Databricks Workflows: end-to-end data pipeline orchestration
João Barros
20 de October de 2025
2 min read
Databricks Workflows (formerly Jobs) let you orchestrate complex pipelines with multiple tasks — notebooks, Python scripts, SQL queries, Delta Live Tables — with dependencies, automatic retry and notifications.
Anatomy of a Workflow
Job
├── Task: ingest_bronze (Notebook: 01_ingest)
├── Task: transform_silver (Notebook: 02_transform, depends on ingest_bronze)

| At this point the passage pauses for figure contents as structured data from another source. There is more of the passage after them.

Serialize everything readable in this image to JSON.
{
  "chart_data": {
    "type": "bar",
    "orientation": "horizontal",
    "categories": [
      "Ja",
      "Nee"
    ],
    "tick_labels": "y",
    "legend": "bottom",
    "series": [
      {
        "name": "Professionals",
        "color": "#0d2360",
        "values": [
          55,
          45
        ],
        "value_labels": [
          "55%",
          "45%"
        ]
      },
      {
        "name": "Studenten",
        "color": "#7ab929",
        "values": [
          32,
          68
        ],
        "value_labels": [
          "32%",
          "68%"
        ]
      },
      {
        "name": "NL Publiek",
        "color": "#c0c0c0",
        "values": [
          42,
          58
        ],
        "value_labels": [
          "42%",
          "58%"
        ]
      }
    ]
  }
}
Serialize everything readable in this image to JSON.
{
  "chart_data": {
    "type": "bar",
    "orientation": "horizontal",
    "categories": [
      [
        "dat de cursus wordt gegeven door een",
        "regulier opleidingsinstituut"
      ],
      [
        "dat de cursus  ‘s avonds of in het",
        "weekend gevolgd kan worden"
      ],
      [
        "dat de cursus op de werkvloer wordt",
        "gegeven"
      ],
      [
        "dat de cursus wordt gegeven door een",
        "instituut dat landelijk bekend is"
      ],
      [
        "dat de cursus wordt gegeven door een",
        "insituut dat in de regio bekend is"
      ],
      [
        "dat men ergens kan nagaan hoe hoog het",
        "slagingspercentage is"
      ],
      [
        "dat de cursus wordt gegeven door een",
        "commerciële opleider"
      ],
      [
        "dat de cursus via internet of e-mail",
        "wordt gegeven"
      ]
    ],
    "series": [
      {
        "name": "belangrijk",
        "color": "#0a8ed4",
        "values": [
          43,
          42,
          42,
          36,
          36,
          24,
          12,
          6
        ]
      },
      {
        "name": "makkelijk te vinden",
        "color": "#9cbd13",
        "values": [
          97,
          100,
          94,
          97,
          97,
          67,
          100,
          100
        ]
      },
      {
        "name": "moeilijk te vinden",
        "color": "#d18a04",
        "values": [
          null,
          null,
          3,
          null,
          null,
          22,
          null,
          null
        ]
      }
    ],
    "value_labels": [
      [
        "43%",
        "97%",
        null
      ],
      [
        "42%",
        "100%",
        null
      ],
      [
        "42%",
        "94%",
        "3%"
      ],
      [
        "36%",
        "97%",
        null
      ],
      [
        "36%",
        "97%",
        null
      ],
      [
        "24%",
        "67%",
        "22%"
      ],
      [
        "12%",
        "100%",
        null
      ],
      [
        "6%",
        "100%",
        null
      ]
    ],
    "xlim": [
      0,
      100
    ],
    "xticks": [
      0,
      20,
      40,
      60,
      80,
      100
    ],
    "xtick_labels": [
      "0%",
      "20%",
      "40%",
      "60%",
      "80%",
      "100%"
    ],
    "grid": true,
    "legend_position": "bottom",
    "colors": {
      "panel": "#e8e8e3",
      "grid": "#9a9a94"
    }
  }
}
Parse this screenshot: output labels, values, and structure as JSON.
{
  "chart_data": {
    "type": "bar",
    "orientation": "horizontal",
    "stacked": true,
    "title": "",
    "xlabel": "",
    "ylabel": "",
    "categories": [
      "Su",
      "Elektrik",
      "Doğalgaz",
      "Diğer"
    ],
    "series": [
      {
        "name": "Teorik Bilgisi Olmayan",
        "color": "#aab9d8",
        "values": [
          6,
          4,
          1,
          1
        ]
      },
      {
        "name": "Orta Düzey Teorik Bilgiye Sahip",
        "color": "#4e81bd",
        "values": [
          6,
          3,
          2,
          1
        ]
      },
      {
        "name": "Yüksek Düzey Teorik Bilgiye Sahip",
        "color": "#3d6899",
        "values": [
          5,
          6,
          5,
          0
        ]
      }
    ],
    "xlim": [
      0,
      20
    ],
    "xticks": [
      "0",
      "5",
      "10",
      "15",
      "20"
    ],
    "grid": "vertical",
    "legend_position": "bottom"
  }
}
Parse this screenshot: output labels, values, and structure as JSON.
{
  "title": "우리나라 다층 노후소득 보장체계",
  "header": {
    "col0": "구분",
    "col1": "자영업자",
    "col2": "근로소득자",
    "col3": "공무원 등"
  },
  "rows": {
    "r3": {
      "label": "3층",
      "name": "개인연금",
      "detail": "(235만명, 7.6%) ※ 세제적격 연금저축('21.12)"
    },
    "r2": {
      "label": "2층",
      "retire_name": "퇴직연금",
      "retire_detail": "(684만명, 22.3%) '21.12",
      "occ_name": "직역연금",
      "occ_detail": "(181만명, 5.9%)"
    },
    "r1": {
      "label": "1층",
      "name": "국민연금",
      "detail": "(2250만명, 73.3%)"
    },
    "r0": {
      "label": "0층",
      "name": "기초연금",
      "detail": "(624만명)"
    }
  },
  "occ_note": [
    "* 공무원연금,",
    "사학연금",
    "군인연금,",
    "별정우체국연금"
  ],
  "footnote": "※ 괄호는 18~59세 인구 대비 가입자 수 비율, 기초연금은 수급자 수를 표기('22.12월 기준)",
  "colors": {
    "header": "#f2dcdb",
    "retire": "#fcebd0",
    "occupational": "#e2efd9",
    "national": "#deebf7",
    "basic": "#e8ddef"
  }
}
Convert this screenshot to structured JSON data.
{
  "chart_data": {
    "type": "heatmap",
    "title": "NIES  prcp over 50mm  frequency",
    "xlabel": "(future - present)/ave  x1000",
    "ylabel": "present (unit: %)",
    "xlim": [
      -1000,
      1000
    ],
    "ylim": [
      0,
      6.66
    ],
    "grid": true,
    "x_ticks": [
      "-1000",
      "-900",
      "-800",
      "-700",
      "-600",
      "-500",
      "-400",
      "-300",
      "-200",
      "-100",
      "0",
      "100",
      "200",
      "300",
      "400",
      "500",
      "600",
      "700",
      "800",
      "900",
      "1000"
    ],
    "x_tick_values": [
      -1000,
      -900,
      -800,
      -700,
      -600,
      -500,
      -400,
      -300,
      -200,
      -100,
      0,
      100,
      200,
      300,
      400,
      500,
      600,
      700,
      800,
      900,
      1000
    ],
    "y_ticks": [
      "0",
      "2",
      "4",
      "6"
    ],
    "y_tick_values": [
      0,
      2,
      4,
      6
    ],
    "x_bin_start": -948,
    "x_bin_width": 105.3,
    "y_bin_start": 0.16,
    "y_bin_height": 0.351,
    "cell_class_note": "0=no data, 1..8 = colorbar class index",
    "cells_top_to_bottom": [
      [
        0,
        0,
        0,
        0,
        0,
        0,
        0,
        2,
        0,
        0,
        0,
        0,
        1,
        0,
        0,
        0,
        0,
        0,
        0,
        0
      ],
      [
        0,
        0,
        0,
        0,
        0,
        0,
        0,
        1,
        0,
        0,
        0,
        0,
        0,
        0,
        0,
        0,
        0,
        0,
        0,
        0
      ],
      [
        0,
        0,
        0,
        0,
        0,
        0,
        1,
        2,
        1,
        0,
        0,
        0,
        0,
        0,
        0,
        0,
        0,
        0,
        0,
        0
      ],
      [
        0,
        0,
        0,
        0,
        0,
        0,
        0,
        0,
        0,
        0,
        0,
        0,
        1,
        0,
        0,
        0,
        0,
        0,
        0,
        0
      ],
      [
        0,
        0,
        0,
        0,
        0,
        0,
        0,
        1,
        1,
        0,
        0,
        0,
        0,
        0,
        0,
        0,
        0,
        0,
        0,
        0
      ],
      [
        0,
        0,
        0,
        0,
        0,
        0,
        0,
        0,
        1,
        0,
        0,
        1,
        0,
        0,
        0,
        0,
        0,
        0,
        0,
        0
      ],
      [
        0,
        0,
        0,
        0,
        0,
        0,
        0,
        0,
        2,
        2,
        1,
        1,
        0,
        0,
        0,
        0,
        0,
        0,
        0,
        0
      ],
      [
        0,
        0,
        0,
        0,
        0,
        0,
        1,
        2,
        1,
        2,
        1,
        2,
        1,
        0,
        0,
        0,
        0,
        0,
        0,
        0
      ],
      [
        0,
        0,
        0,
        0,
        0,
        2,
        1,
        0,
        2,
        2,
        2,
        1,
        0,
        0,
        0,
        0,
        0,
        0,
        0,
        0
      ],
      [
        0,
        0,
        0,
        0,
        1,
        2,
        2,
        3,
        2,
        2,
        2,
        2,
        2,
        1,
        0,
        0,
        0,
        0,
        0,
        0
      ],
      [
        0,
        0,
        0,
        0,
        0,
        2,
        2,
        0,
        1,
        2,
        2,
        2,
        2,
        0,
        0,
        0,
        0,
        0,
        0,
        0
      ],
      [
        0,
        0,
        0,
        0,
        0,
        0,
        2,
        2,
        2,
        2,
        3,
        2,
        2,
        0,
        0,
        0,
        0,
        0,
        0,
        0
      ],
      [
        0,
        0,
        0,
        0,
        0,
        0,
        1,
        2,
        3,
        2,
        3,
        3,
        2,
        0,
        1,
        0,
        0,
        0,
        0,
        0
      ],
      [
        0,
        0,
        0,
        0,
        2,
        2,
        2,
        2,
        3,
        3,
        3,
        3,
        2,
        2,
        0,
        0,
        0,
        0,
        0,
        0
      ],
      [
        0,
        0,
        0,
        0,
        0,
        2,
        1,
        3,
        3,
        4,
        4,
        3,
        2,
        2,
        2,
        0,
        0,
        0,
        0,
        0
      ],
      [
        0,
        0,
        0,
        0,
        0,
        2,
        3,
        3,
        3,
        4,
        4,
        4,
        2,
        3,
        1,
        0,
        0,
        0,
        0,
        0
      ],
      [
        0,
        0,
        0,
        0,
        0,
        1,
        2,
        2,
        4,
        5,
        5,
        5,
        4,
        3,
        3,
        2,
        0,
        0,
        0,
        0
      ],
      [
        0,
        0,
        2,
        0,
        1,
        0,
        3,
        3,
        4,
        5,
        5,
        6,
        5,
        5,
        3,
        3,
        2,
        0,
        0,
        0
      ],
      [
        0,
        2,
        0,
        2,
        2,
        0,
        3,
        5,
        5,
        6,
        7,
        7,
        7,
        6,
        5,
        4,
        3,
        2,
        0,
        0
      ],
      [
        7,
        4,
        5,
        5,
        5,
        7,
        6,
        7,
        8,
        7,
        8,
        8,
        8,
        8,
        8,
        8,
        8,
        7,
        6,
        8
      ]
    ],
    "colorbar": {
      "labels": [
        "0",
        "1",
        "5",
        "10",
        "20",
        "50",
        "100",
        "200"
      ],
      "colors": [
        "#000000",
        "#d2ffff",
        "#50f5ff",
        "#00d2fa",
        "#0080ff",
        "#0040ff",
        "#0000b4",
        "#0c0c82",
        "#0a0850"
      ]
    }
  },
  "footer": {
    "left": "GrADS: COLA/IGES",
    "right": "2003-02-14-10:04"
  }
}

├── Task: aggregate_gold (Notebook: 03_aggregate, depends on transform_silver)
└── Task: refresh_powerbi (Python script, depends on aggregate_gold)
Create via REST API
POST /api/2.1/jobs/create
{
"name": "Daily_Sales_Pipeline",
"tasks": [
{
"task_key": "ingest_bronze",
"notebook_task": {"notebook_path": "/Pipelines/01_ingest"},
"new_cluster": {"spark_version": "15.4.x-scala2.12", "num_workers": 4}
},
{
"task_key": "transform_silver",
"depends_on": [{"task_key": "ingest_bronze"}],
"notebook_task": {"notebook_path": "/Pipelines/02_transform"},
"existing_cluster_id": "{{cluster_id}}"
}
],
"schedule": {"quartz_cron_expression": "0 0 6 * * ?", "timezone_id": "Europe/Lisbon"},
"email_notifications": {"on_failure": ["dados@bconcepts.pt"]}
}
Dynamic parameters
# In the notebook, read job parameters
dbutils.widgets.get("run_date")
# Pass parameters in the task
"base_parameters": {"run_date": "{{job.start_time.iso_date}}"}
Retry and timeouts
"max_retries": 2,
"min_retry_interval_millis": 300000, // 5 minutes between retries
"timeout_seconds": 3600 // fail if it takes more than 1h
Conclusion
Databricks Workflows remove the need for external orchestration tools for Spark pipelines. For more complex cross-platform cases, combine with Azure Data Factory by calling the Databricks REST API.